The model can be seen as the probability of measuring some value $y$ given $x$. For each $x$, the measurement $y$ is distributed according to a normal law of mean $\sum_{i=0}^{k}a_{i}x^{i}$ and of variance $\sigma^{2}$.

In this example, the quantity to maximize can be computed analytically by replacing $p(y|x)$ by the definition of a normal law.
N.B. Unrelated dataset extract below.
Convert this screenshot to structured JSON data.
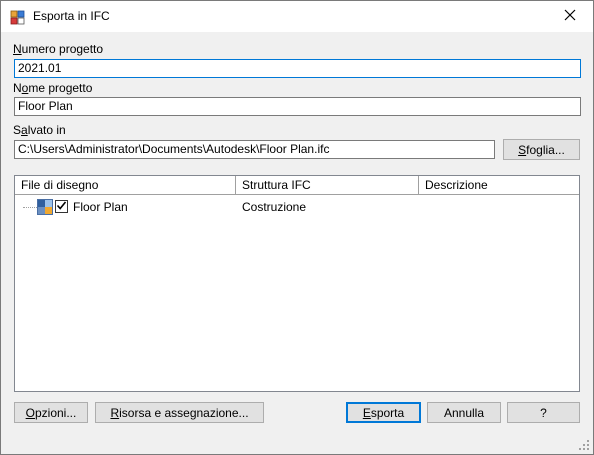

$$\log p(\mathcal{D}) = \sum_{i=1}^{N}\log p(y_{i}|x_{i})$$

$$ = \sum_{i=1}^{N}\log\left[\frac{1}{\sigma\sqrt{2\pi}}\exp(-\frac{(y_{i}-\sum_{i=0}^{k}a_{i}x^{i})^{2}}{2\sigma^{2}})\right]$$

$$ = N\log\left(\frac{1}{\sigma\sqrt{2\pi}}\right)-\sum_{i=1}^{N}\frac{(y_{i}-\sum_{i=0}^{k}a_{i}x^{i})^{2}}{2\sigma^{2}}.$$

Adding and multiplying by the appropriate constant terms (here we consider $\sigma^{2}$ to be a constant, the problem being on $\mu$) which do not change the maximization problem, and taking into account the minus sign which transforms the maximization problem into a minimization problem, the quantity to minimize is

$$\sum_{i=1}^{N}\left[y_{i}-\sum_{i=0}^{k}a_{i}x^{i}\right]^{2} =\sum_{i=1}^{N}\left[y_{i}-\hat{f}(x_{i})\right]{}^{2}$$

which is exactly the MSE seen in the Optimization to ML course. Therefore, minimizing the mean squared error when fitting polynomials consists in learning the above probabilistic model.